The measures may be applied for several purposes, including:
- Model evaluation: a developer may want to know how good the model is, i.e., how reliable are the model’s predictions or how frequent the errors or the expected magnitude of errors;
- Model comparison: a developer may want to compare two or more models to offer a client option to choose between them;
- Out-of-sample and out-of-time comparisons: a developer may want to check a model’s performance when applied to new data from the client to evaluate whether performance has been worsened.
Most of the commercially available model-performance measures are based on the comparison of the model’s predictions with the values in a provided dataset. In real life predictions and the dependent-variable values are not equal and hence for professional service delivery, and we want to quantify the disagreement.
The goal of this article was to direct the self-employed professionals towards the upcoming measures to offer better service to better clients.

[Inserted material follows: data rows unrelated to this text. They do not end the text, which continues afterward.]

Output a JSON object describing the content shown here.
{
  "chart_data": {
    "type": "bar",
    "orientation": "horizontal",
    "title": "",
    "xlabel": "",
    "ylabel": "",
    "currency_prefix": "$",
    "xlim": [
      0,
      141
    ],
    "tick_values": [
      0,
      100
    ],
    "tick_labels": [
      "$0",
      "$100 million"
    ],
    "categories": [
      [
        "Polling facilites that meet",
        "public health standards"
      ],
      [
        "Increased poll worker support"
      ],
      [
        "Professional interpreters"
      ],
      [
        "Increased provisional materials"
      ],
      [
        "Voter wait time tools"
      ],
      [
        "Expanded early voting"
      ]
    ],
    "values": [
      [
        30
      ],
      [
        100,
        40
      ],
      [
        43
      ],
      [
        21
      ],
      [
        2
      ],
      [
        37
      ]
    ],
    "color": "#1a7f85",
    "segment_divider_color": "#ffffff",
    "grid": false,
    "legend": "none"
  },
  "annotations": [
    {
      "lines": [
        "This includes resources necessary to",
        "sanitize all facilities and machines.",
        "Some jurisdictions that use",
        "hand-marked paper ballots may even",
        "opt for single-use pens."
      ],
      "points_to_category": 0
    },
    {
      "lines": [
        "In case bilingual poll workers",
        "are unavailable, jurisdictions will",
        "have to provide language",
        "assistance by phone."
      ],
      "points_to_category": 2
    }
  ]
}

Normally, we use rapid application development (RAD) tools for the experimental phase. The main focus of RAD tools is on creating ML prototypes and functional requirements. Very popular are e.g. Jupyter notebook or cloud-based environments such as Colab from Google. There are several advantages and disadvantages to using RAD tools. The data was prepared, new features were derived and various machine learning models were trained. But how a developer will evaluate the performance of these models? For this purpose, so-called model performance model monitoring is being introduced in the machine learning area.